Tuesday, June 19, 2007

PEMBAJAKAN (BAGIAN 2)

Pembajak-pembajak di negara ini menurut saya sedikit aneh. Mereka sama sekali tidak memperhatikan kualitas produk mereka, walaupun memang produk-produk tersebut akhirnya dijual dengan sangat murah. Tapi jika saya adalah seorang pembajak, pasti akan saya buat produk saya semirip mungkin dengan barang aslinya dan akan saya jual dengan harga aslinya. Dengan begitu pasti saya akan menjadi kaya jauh lebih cepat. Alasan lain adalah agar keberadaan saya sebagai pembajak sulit terdeteksi oleh aparat. Jika orang tidak menyadari bahwa produk saya adalah produk bajakan, maka sayapun akan aman. Itulah yang terjadi di luar negeri. Produk bajakan di luar negeri sulit dibedakan secara visual dengan aslinya. Berbeda dengan di sini. Mudah sekali membedakan antara produk asli dengan bajakan. Lihat saja kemasannya. Sebuah cd hanya ditempatkan pada sebuah plastik tanpa ada hardcase sebagai pelindung. Padahal cd adalah barang yang cukup rentan, baik terhadap benturan maupun goresan.

Itulah bedanya pembajakan di negara-negara maju dibandingkan dengan di negara-negara berkembang. Pembajakan di negara-negara maju menggunakan penipuan sebagai modus. Mereka harus menipu masyarakat agar mengira produk bajakan mereka adalah produk yang asli. Warga mereka tidak mau menggunakan atau membeli produk kelas 2. Dan mereka cukup pintar untuk membedakan mana yang asli dan mana yang palsu. Jadi para pembajak benar-benar dipaksa untuk memutar otak untuk membuat produk bajakan mereka serupa dengan produk aslinya tanpa mengeluarkan biaya yang besar. Lain halnya dengan di sini. Di sini, orang membeli produk bajakan dengan kesadaran penuh. Pembajak tidak perlu susah-susah memiripkan produk mereka dengan produk aslinya, karena pada akhirnya para konsumen pasti tahu mana yang asli dan mana yang bajakan. Tidak seperti masyarakat di negara-negara maju, masyarakat kita tidak keberatan membeli produk kelas 2, kelas 3 atau bahkan kelas 10 sekalipun. Alasannya sederhana, karena harganya yang lebih murah. Mereka (atau kita) cukup pandai untuk menyadari bahwa kualitas barang bajakan tidak sebagus yang aslinya. Tapi tetap saja resiko itu diambil dengan alasan pengeluaran yang lebih sedikit. Jadi para pembajak di sini tidak menggunakan penipuan sebagai modus. Mereka menggunakan modus pemberian pilihan. Mereka tidak berusaha menghalangi kita untuk membeli produk original. Mereka cuma memberikan pilihan yang lain. “Kalau mau beli barang bagus yang mahal ya silahkan. Tapi kalau nggak mau ngeluarin duit banyak, ya beli barang saya saja”. Mungkin kira-kira begitu kata para pembajak di sini. Dengan kata lain, para pembajak di sini memanfaatkan kondisi ekonomi masyarakat kita dalam menjalankan usahanya.
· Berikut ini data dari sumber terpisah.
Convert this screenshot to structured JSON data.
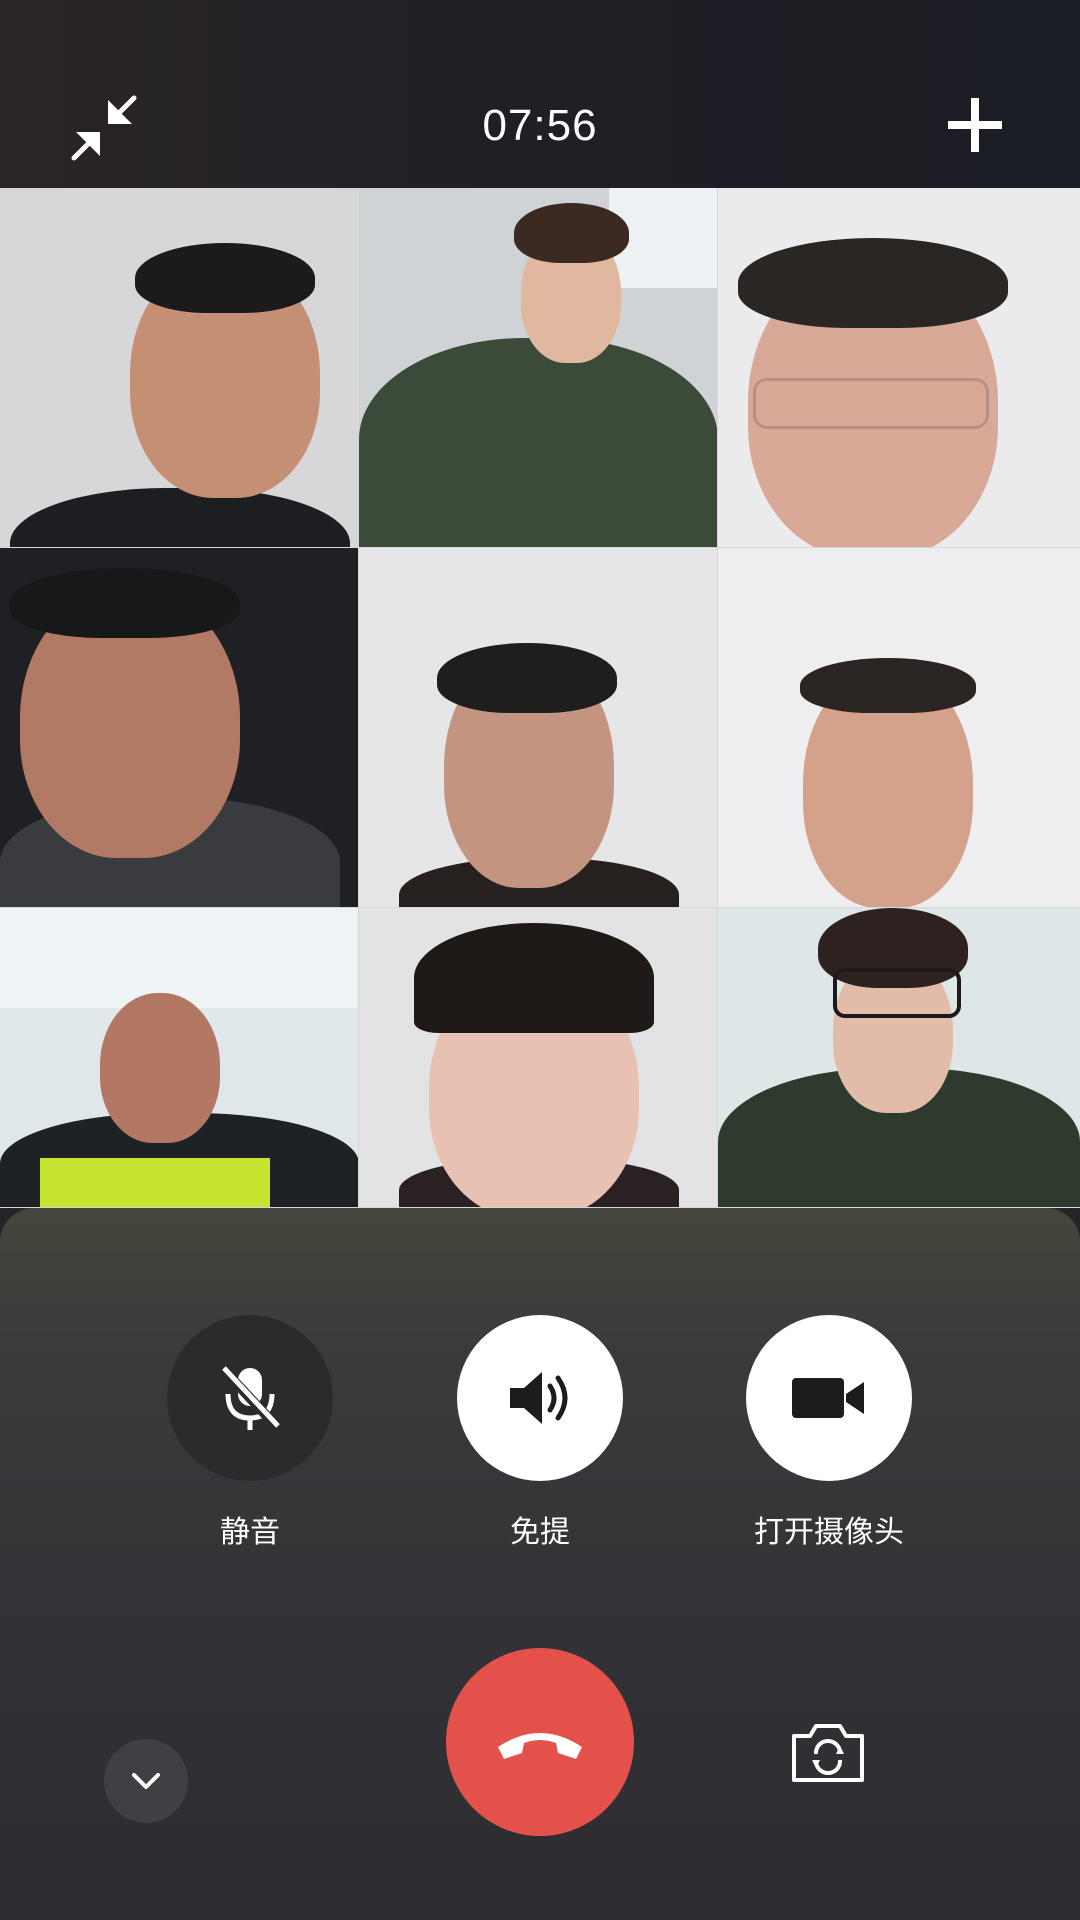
{
  "call": {
    "timer": "07:56",
    "participant_count": 9
  },
  "topbar": {
    "minimize_icon": "minimize-arrows-icon",
    "add_icon": "plus-icon"
  },
  "controls": {
    "mute": {
      "label": "静音",
      "icon": "microphone-off-icon",
      "state": "on"
    },
    "speaker": {
      "label": "免提",
      "icon": "speaker-icon",
      "state": "off"
    },
    "camera": {
      "label": "打开摄像头",
      "icon": "video-camera-icon",
      "state": "off"
    }
  },
  "bottom": {
    "collapse_icon": "chevron-down-icon",
    "hangup_icon": "phone-hangup-icon",
    "flip_camera_icon": "flip-camera-icon"
  },
  "colors": {
    "hangup": "#e4514a",
    "active_toggle": "#2b2b2d",
    "inactive_toggle": "#ffffff"
  }
}
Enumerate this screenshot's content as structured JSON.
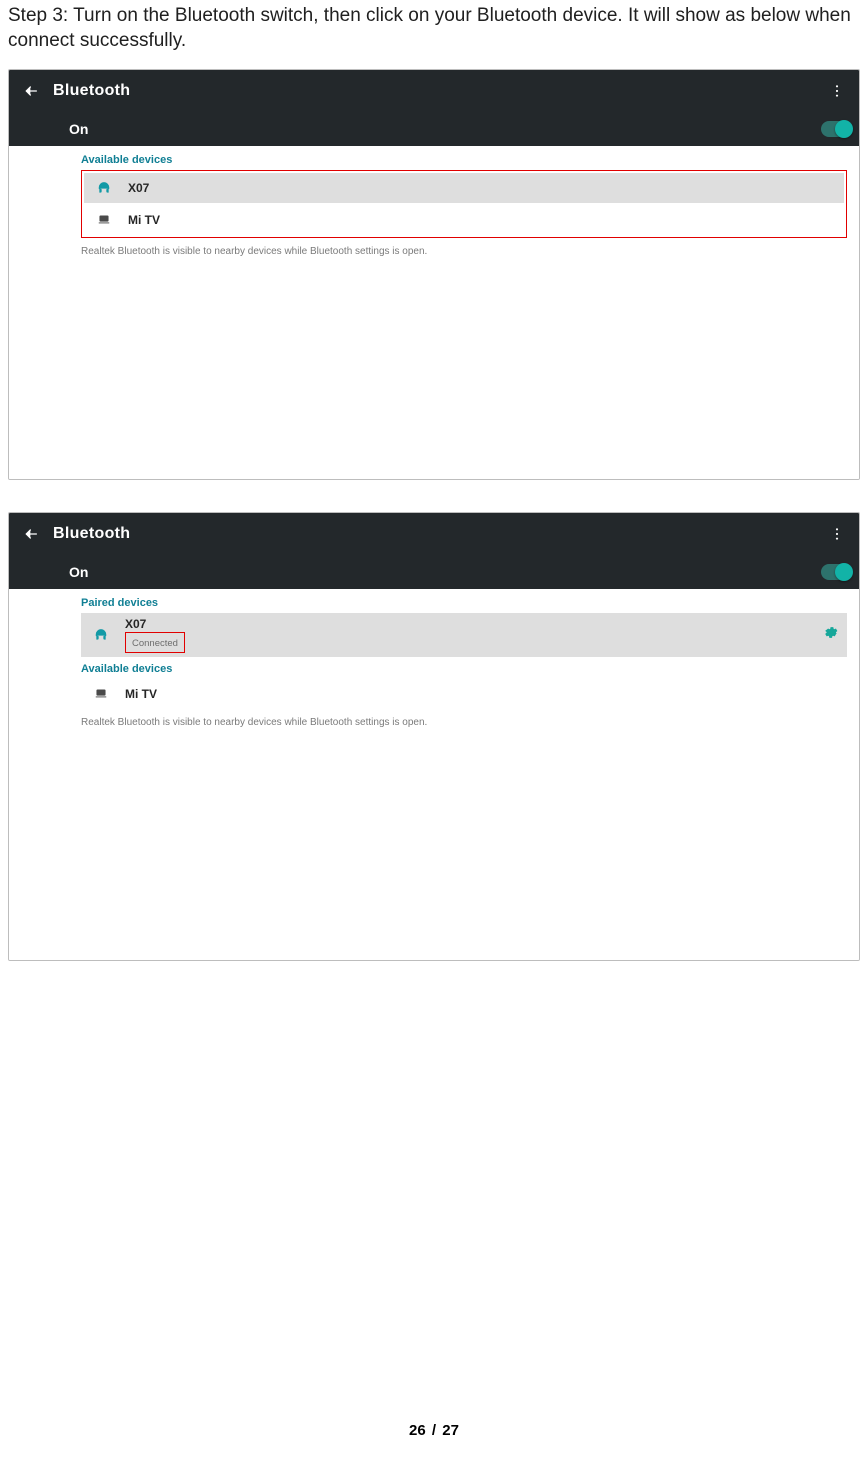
{
  "intro": "Step 3: Turn on the Bluetooth switch, then click on your Bluetooth device. It will show as below when connect successfully.",
  "screens": {
    "a": {
      "appbar_title": "Bluetooth",
      "on_label": "On",
      "sections": {
        "available": "Available devices"
      },
      "devices": {
        "x07": "X07",
        "mitv": "Mi TV"
      },
      "note": "Realtek Bluetooth is visible to nearby devices while Bluetooth settings is open."
    },
    "b": {
      "appbar_title": "Bluetooth",
      "on_label": "On",
      "sections": {
        "paired": "Paired devices",
        "available": "Available devices"
      },
      "devices": {
        "x07": {
          "name": "X07",
          "status": "Connected"
        },
        "mitv": "Mi TV"
      },
      "note": "Realtek Bluetooth is visible to nearby devices while Bluetooth settings is open."
    }
  },
  "footer": {
    "page": "26",
    "sep": "/",
    "total": "27"
  }
}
Seperti yang sudah saya sebutkan di bagian sebelumnya, sepertinya sia-sia saja membujuk masyarakat untuk tidak membeli produk bajakan. Karena selama produk bajakan masih ada di pasaran dan lebih mudah untuk didapatkan serta lebih murah harganya, orang akan tetap membelinya. Meskipun mereka sadar kualitas yang didapat tidak akan menyamai produk original. Sekali lagi, ini bukan mengenai penghargaan terhadap suatu karya, tetapi mengenai pilihan yang lebih mudah. Orang bukannya tidak menghargai suatu karya, mereka cuma ingin mendapatkan pilihan yang lebih murah dan lebih mudah dijangkau. Dalam hal ini masyarakat pembeli produk bajakan juga merupakan korban pembajakan karena merekalah pasar tujuan produk bajakan. Walaupun bisa dikatakan bahwa mereka menjadi korban dengan sadar dan sukarela. Jadi, menggantungkan pemberantasan pembajakan kepada masyarakat yang notabene juga korban adalah hal yang kurang masuk akal. Katakanlah ada orang-orang yang benar-benar peduli terhadap pembajakan dan menolak produk-produk bajakan, pasti jumlahnya sangat sedikit. Dan dasar mereka bukan penghargaan terhadap suatu karya, melainkan kualitas produk. Mereka ingin membeli dan mempunyai produk yang berkulaitas. Sekali lagi, jika tidak menghargai tidak perlu beli ‘kan?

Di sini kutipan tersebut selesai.